The reason we don't discuss about this function first is because it's important to become acquainted with the entire process of hypothesis testing. With a convenient function like chisq.test(), it's easy to overlook important technical aspects about the test. Without knowing what the null and alternative hypotheses, we have no way of knowing how to interpreting the resulting `p-value`. But now that we're equipped with the full process, we can use the function in an informed, responsible manner.

The above code allows us to quickly test hypotheses concerning categorical variables in our data.

**Task**

We suspect that there is an association between `race` and `education level`. Using the income data, test the null hypothesis that `race` and `education level` are independent of each other. 
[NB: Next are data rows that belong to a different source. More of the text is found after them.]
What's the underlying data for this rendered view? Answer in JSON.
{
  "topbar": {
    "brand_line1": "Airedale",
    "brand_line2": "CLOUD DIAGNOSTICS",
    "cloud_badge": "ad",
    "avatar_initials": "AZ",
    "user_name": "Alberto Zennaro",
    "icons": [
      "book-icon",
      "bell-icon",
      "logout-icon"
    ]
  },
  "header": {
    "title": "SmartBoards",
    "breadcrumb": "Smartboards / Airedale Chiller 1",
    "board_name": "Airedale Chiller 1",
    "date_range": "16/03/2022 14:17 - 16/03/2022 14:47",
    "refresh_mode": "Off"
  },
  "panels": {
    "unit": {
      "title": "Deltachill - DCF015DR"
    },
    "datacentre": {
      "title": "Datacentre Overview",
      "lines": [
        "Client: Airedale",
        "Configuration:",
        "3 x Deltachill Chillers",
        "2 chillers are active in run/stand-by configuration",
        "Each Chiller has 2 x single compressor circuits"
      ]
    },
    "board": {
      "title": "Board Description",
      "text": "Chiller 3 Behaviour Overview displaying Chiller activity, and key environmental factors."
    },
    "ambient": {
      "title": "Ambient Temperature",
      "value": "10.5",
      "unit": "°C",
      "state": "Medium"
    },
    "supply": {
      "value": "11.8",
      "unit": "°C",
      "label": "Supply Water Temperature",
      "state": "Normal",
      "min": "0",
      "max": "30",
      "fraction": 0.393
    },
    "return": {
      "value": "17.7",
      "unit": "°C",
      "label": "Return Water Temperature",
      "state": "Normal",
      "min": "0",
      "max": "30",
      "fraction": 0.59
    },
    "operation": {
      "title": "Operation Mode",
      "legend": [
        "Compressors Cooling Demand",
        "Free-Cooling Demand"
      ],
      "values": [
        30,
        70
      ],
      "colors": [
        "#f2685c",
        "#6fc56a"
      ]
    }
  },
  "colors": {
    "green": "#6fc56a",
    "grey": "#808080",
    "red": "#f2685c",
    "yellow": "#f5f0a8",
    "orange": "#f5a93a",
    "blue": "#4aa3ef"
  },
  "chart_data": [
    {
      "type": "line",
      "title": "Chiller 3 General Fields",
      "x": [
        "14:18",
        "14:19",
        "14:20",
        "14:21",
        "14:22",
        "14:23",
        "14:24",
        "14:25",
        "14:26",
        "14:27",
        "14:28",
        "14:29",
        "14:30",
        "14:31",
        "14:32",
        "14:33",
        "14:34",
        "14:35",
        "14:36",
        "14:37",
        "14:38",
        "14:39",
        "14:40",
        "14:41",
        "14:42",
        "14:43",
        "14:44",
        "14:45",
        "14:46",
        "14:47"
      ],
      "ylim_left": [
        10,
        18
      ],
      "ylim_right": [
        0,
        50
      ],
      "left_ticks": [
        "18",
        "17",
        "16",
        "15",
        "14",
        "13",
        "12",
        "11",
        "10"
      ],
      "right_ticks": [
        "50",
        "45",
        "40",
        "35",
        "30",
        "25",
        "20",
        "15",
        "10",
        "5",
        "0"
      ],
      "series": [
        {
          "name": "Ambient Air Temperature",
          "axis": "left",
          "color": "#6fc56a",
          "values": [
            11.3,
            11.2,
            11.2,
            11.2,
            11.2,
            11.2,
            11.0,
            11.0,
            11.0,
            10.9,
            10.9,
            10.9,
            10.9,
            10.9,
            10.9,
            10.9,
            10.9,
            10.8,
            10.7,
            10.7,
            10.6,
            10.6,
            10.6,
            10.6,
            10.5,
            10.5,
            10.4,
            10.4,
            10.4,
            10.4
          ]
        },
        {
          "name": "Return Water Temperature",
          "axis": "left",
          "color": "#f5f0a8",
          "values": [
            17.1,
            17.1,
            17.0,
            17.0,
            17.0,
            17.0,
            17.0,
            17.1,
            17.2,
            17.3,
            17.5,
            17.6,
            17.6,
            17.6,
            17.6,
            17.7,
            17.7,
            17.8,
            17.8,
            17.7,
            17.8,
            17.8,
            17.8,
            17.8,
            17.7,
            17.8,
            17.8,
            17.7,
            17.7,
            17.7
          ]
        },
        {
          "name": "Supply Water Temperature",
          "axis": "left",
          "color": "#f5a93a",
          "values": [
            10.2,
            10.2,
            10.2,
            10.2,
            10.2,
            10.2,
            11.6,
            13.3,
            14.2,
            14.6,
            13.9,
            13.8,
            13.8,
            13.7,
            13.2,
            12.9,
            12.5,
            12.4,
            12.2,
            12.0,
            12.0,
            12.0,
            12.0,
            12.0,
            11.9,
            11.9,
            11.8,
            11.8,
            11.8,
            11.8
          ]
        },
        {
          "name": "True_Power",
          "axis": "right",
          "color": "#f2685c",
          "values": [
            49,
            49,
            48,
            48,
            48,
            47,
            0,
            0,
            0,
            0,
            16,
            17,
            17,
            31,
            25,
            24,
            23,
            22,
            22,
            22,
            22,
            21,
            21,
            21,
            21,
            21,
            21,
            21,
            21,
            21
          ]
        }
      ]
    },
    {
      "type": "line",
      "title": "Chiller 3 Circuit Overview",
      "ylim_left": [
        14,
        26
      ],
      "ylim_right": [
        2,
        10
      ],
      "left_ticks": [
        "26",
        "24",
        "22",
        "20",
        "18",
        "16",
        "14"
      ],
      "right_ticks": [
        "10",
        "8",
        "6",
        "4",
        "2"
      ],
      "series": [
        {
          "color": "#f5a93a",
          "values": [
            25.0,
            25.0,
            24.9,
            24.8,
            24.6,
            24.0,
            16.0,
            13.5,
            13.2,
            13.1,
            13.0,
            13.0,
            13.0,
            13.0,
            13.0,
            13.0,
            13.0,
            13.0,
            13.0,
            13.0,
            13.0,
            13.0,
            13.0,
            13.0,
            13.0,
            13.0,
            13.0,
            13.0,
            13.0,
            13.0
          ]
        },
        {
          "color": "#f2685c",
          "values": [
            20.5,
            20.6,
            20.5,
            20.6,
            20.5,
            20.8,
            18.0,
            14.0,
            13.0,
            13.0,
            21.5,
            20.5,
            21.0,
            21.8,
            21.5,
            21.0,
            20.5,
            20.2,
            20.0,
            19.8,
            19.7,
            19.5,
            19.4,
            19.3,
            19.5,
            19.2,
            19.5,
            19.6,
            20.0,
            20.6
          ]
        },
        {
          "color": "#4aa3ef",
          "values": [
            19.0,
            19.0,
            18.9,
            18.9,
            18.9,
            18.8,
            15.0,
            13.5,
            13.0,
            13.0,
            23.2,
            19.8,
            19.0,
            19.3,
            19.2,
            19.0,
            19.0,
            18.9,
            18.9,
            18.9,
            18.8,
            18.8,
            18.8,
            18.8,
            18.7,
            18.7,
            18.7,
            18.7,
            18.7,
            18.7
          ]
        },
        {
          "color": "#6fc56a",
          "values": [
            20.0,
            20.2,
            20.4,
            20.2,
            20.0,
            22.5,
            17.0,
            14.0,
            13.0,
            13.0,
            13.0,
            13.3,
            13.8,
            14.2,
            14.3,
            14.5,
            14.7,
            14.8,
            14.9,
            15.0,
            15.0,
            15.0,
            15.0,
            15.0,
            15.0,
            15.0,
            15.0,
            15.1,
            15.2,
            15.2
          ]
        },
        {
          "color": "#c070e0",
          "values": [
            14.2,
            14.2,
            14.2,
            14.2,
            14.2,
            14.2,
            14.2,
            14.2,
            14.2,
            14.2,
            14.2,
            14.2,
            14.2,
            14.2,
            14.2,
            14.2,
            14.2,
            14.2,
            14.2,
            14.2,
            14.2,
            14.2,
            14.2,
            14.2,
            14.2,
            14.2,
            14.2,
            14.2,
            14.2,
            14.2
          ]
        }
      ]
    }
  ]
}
`Race` is contained in the race column, while `education level` is contained in the education column.

* Take these two columns and construct a two-way contingency table from them. 
* Using the `chisq.test()` function, perform the chi-squared test and make a decision about the null hypothesis. If we think we should reject the null hypothesis that `race` and `education` are independent of each other, assign `TRUE`. Otherwise, assign `FALSE`. Use a signifcance level of `0.05`.

**Answer**

`library(readr)
income <- read.csv("income.csv")`

`race_education_table <- table(income$race, income$education)
chisq.test(race_education_table)
reject_null <- TRUE`

Now that we've learned the chi-squared test, we now have the ability to develop a hypothesis about relationshipd between categorical variables and test these hypotheses. There are a few caveats to using the chi-squared test that are important to cover, though:

* Finding an insignificant result doesn't mean we can conclude that there is no association between the columns. 
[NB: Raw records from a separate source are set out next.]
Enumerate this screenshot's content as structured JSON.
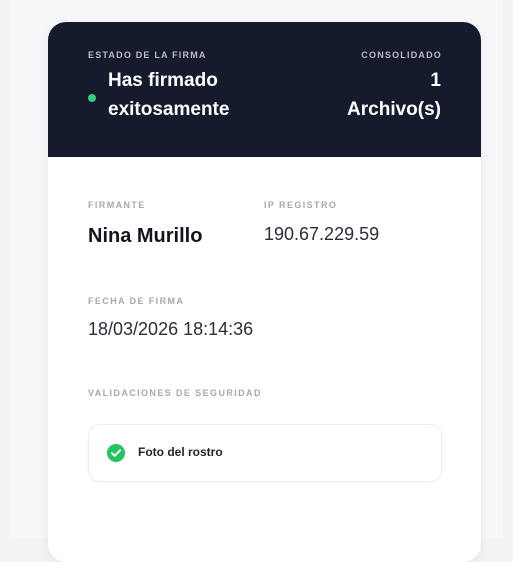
{
  "header": {
    "status_label": "ESTADO DE LA FIRMA",
    "status_text": "Has firmado exitosamente",
    "consolidated_label": "CONSOLIDADO",
    "file_count": "1",
    "file_label": "Archivo(s)",
    "status_color": "#31d07a"
  },
  "details": {
    "signer_label": "FIRMANTE",
    "signer_name": "Nina Murillo",
    "ip_label": "IP REGISTRO",
    "ip_value": "190.67.229.59",
    "date_label": "FECHA DE FIRMA",
    "date_value": "18/03/2026 18:14:36"
  },
  "security": {
    "label": "VALIDACIONES DE SEGURIDAD",
    "items": [
      {
        "label": "Foto del rostro",
        "icon": "check-circle-icon",
        "color": "#22c55e"
      }
    ]
  }
}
    - For instance, if we found that the chi-squared test between the `sex` and `race` columns returned a `p-value` of `.1`, it wouldn't mean that there is no relationship between `sex` and `race`. It might be the case that the association between the two variables is too small to detect with the data on hand.
    

* Finding a statistically significant result doesn't imply anything about the strength of the relationship between the two variables. 
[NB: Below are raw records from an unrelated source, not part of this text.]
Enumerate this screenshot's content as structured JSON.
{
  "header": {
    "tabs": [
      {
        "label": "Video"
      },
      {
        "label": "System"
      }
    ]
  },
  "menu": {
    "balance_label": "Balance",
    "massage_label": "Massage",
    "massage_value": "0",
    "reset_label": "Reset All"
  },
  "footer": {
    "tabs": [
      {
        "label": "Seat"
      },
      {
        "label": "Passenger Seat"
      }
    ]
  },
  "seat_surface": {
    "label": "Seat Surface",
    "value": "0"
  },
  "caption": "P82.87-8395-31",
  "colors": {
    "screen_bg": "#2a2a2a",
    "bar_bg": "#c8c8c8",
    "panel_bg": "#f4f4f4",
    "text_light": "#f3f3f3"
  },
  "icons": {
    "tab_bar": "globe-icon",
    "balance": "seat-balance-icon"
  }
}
    - For instance, finding that a chi-squared test between `sex` and `race` results in a `p-value` of `.01` doesn't mean that the dataset contains too many `Females` who are `White` (or too few). A statistically significant finding means that there is some evidence that the two variables are not independent of each other. That is to say, having a particular gender can increase or decrease our probability of being a certain race, according to the data set.



* Chi-squared tests work the best when the numbers in each cell of the cross table are large. There is no hard rule, but general rule-of-thumb is that the test is valid if each cell is greater than 5.

In this file, we covered chi-squared tests for multiple categories, and learned how to quickly perform chi-squared tests. 

We learned when to apply and when not to apply chi-squared tests. Chi-squared tests can be a powerful tool to discover interrelationships and figure out when anomalies in our data should be investigated further.